One example of key technology investment opportunities lies in ‘web3’ and the ‘metaverse’ which have the potential to transform lives by creating a decentralised and immersive world. Organisations like banks could host customers in a future virtual office, show customers around metaverse models of houses, view videos of the real thing, receive mortgage, insurance and lending advice, exchange contracts via blockchain, and even transact in digital currencies. Such convenience for the consumer would bring huge time and cost savings to the business. By combining the web3 and metaverse with AI and blockchain technology, customers can be offered tailored products/services that build a deeper relationship with the firm.
There has also been much interest in generative AI programs such as ChatGPT which officially launched in November 2022. AI has been steadily implemented by businesses over the past decade with adoption more than doubling since 2017. The proportion of organisations using AI has stood at 50% to 60% for the past few years, according to McKinsey’s ‘The State of AI in 2022’ report. AI offers the opportunity to significantly increase productivity, as well as help drive new ways of doing business by enabling companies to anticipate customer needs and offer customised services to them.
Key opportunities also exist in digital currencies and digital assets as well as in distributed ledger technology based on blockchain. These will reduce friction in financial transactions and create new ways for individuals and business to transact directly with each other using decentralised finance (DeFi). Central Banks are now launching digital currencies backed by fiat currencies. Multiple regulators are currently working to create regimes that will allow for financial market infrastructure based on distributed ledger technology.
Investment concerns vs. digital resilience
In the UK, creating an environment that encourages greater business investment in technology has significantly increased. Recent budget changes introduced new tax breaks allowing business to write-off the cost of investment in IT equipment and machinery against corporation tax on profits (up to 100% of the value of that investment). That, in theory, creates a strong incentive to invest more in technology and to start accelerating business transformation.

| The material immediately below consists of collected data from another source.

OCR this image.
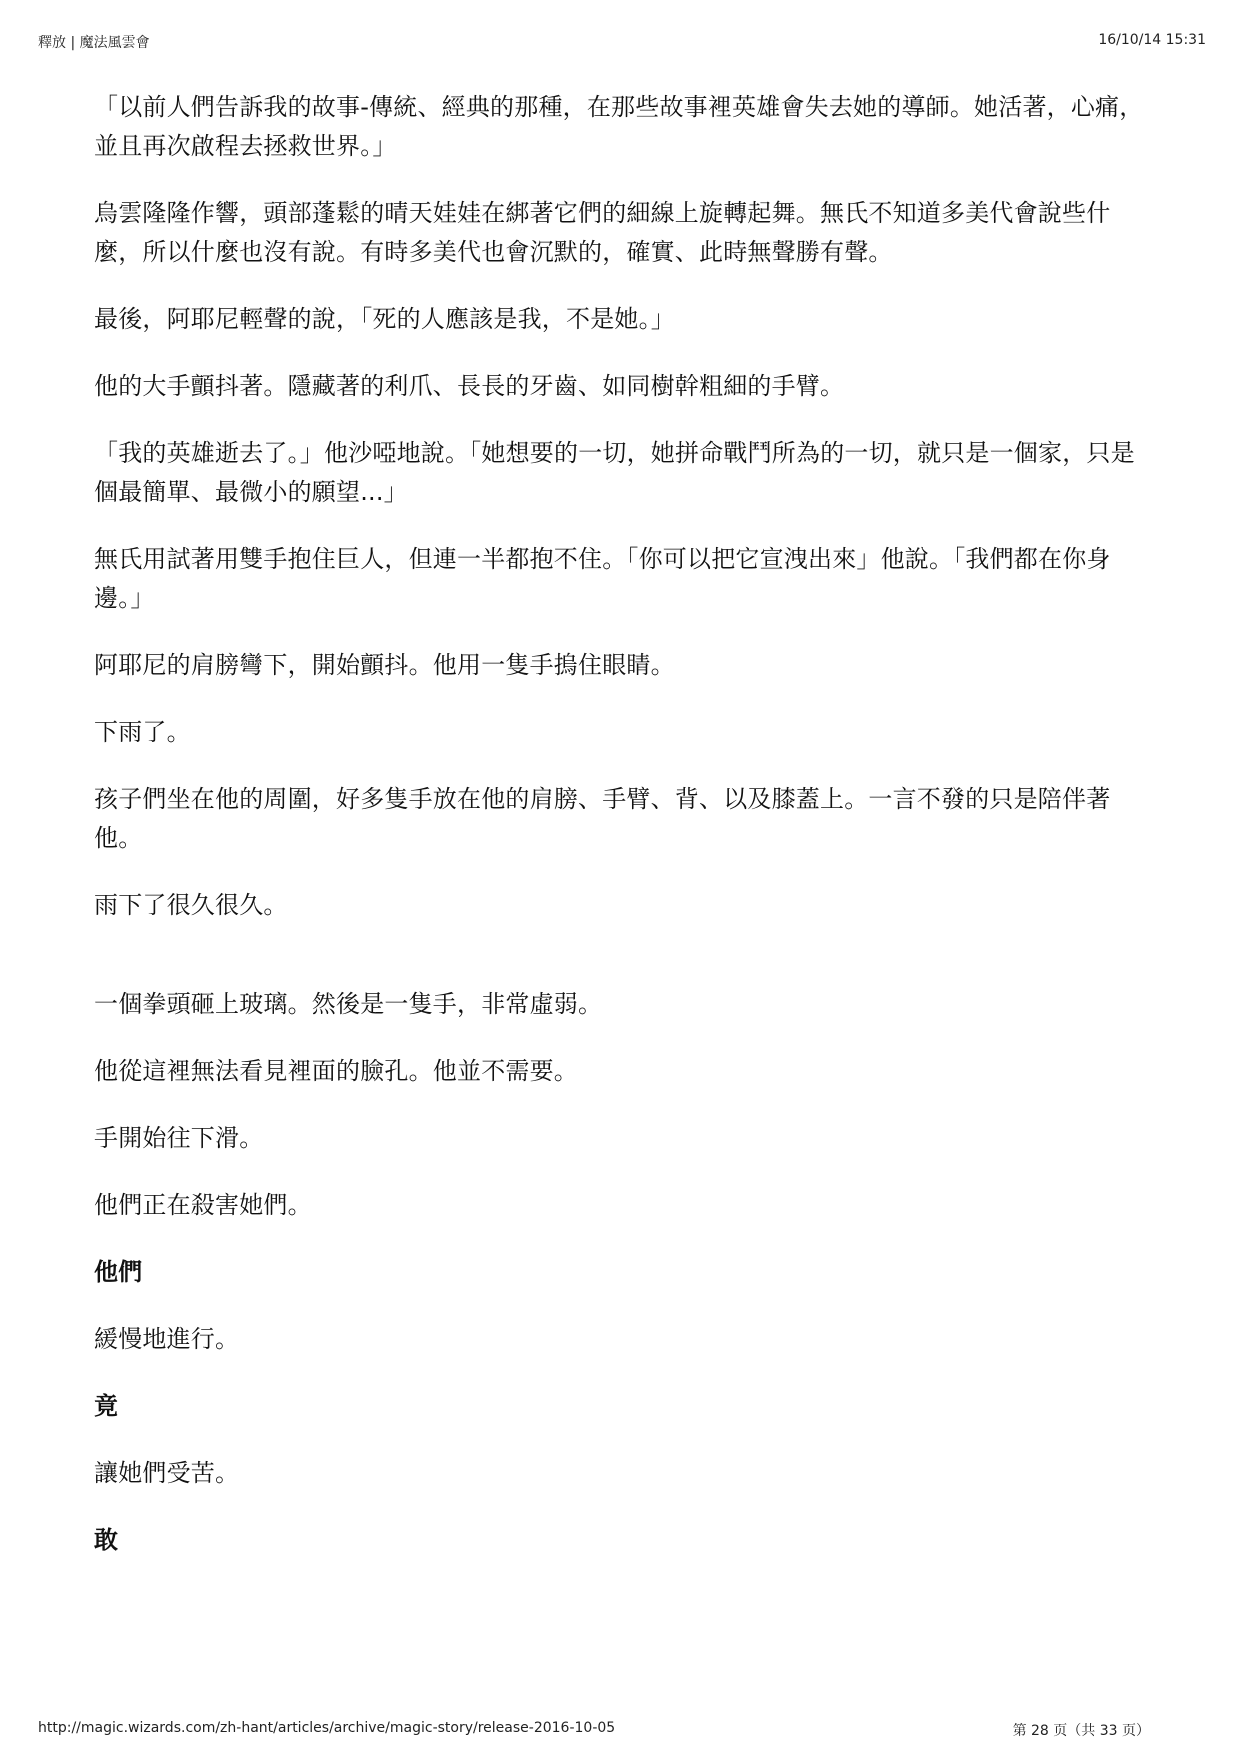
釋放 | 魔法風雲會	16/10/14 15:31

「以前人們告訴我的故事-傳統、經典的那種，在那些故事裡英雄會失去她的導師。她活著，心痛，並且再次啟程去拯救世界。」

烏雲隆隆作響，頭部蓬鬆的晴天娃娃在綁著它們的細線上旋轉起舞。無氏不知道多美代會說些什麼，所以什麼也沒有說。有時多美代也會沉默的，確實、此時無聲勝有聲。

最後，阿耶尼輕聲的說，「死的人應該是我，不是她。」

他的大手顫抖著。隱藏著的利爪、長長的牙齒、如同樹幹粗細的手臂。

「我的英雄逝去了。」他沙啞地說。「她想要的一切，她拼命戰鬥所為的一切，就只是一個家，只是個最簡單、最微小的願望...」

無氏用試著用雙手抱住巨人，但連一半都抱不住。「你可以把它宣洩出來」他說。「我們都在你身邊。」

阿耶尼的肩膀彎下，開始顫抖。他用一隻手摀住眼睛。

下雨了。

孩子們坐在他的周圍，好多隻手放在他的肩膀、手臂、背、以及膝蓋上。一言不發的只是陪伴著他。

雨下了很久很久。

一個拳頭砸上玻璃。然後是一隻手，非常虛弱。

他從這裡無法看見裡面的臉孔。他並不需要。

手開始往下滑。

他們正在殺害她們。

他們

緩慢地進行。

竟

讓她們受苦。

敢

http://magic.wizards.com/zh-hant/articles/archive/magic-story/release-2016-10-05	第 28 页（共 33 页）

However, businesses are facing a double challenge of rising costs and squeezed consumer spending power. This means businesses are having to absorb some of the additional costs themselves rather than passing them along. Additionally, the cost of borrowing has soared with rising interest rates, and the recent banking crisis will inevitably lead some to consider pausing investment plans. While caution is understandable, enormous technological innovations surround us. The pace of change is such that business models, systems and IP can become obsolete at a dizzying pace.

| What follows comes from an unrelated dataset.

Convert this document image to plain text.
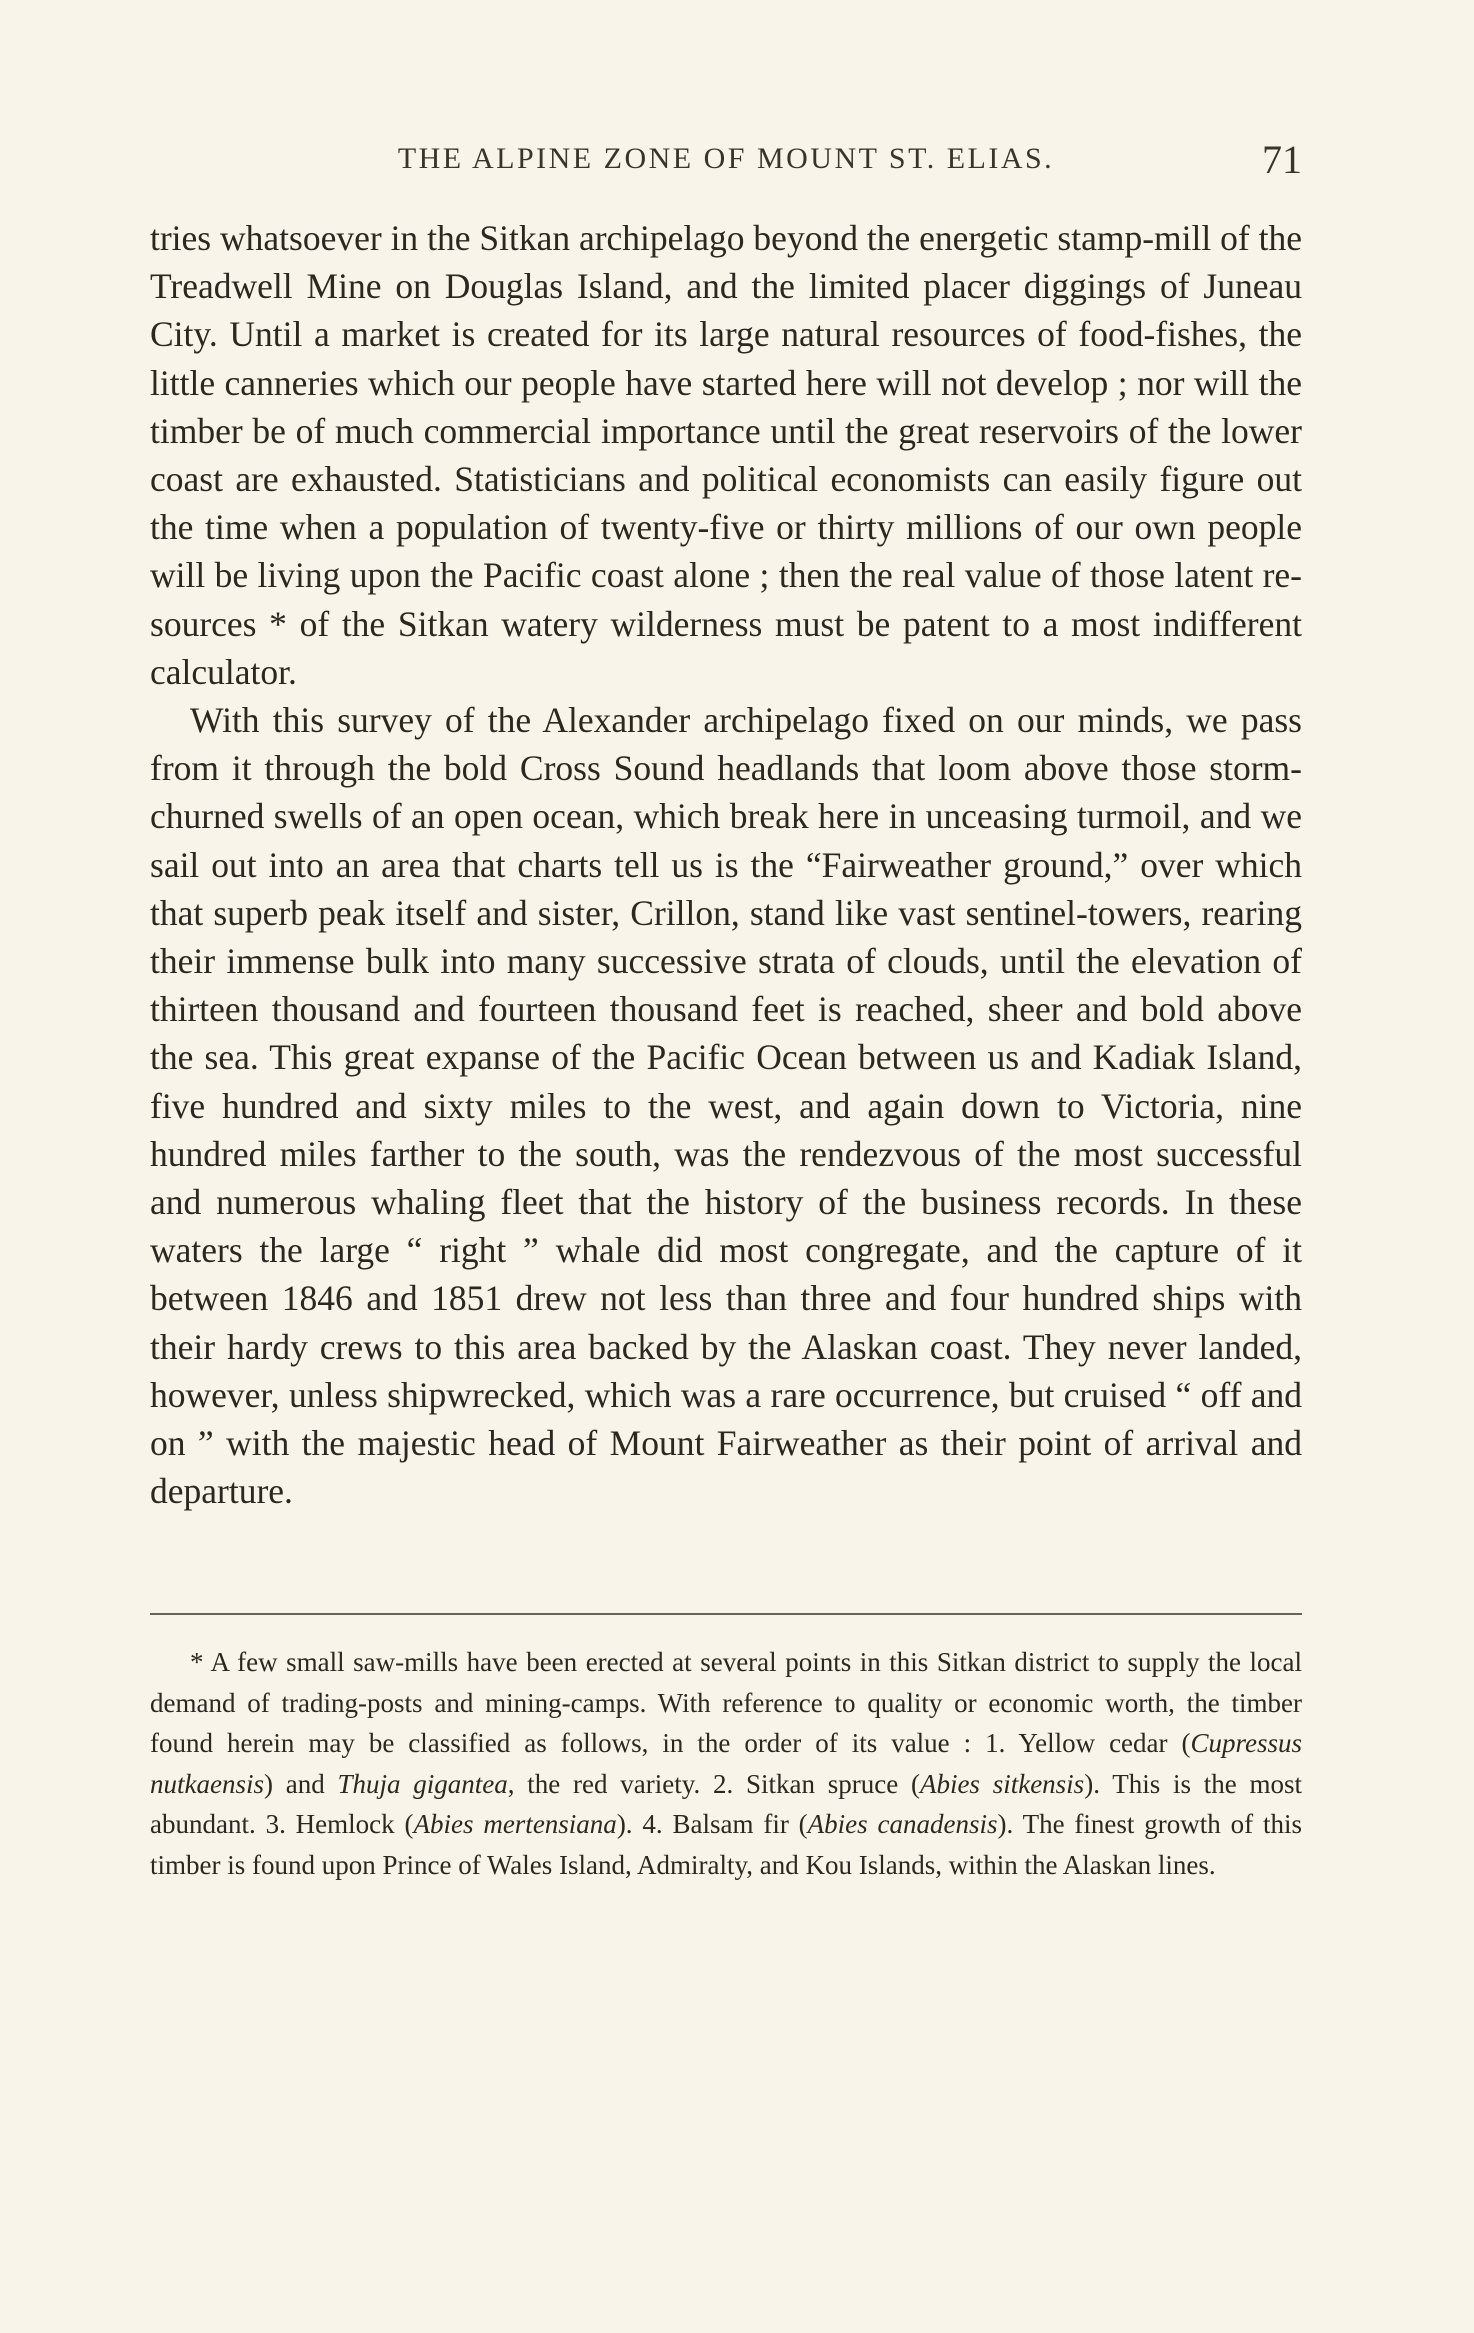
THE ALPINE ZONE OF MOUNT ST. ELIAS.	71

tries whatsoever in the Sitkan archipelago beyond the energetic stamp-mill of the Treadwell Mine on Douglas Island, and the limited placer diggings of Juneau City. Until a market is created for its large natural resources of food-fishes, the little canneries which our people have started here will not develop ; nor will the timber be of much commercial importance until the great reservoirs of the lower coast are exhausted. Statisticians and political economists can easily figure out the time when a population of twenty-five or thirty millions of our own people will be living upon the Pacific coast alone ; then the real value of those latent resources * of the Sitkan watery wilderness must be patent to a most indifferent calculator.

With this survey of the Alexander archipelago fixed on our minds, we pass from it through the bold Cross Sound headlands that loom above those storm-churned swells of an open ocean, which break here in unceasing turmoil, and we sail out into an area that charts tell us is the “Fairweather ground,” over which that superb peak itself and sister, Crillon, stand like vast sentinel-towers, rearing their immense bulk into many successive strata of clouds, until the elevation of thirteen thousand and fourteen thousand feet is reached, sheer and bold above the sea. This great expanse of the Pacific Ocean between us and Kadiak Island, five hundred and sixty miles to the west, and again down to Victoria, nine hundred miles farther to the south, was the rendezvous of the most successful and numerous whaling fleet that the history of the business records. In these waters the large “ right ” whale did most congregate, and the capture of it between 1846 and 1851 drew not less than three and four hundred ships with their hardy crews to this area backed by the Alaskan coast. They never landed, however, unless shipwrecked, which was a rare occurrence, but cruised “ off and on ” with the majestic head of Mount Fairweather as their point of arrival and departure.

* A few small saw-mills have been erected at several points in this Sitkan district to supply the local demand of trading-posts and mining-camps. With reference to quality or economic worth, the timber found herein may be classified as follows, in the order of its value : 1. Yellow cedar (Cupressus nutkaensis) and Thuja gigantea, the red variety. 2. Sitkan spruce (Abies sitkensis). This is the most abundant. 3. Hemlock (Abies mertensiana). 4. Balsam fir (Abies canadensis). The finest growth of this timber is found upon Prince of Wales Island, Admiralty, and Kou Islands, within the Alaskan lines.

Although the global and economic outlook remains cloudy, the need to invest in the future remains an imperative. Without it, businesses risk weakening the chances of recovery in the face of global economic slowdown. Investing in technology can help to build digital resilience by helping to prepare for the next business cycle, streamline business processes, increase efficiency, and reach key customers. Cost pressures affecting businesses are likely to persist in the short-to medium-term. This means investment in technology now ensures that businesses avoid playing catch-up into the future.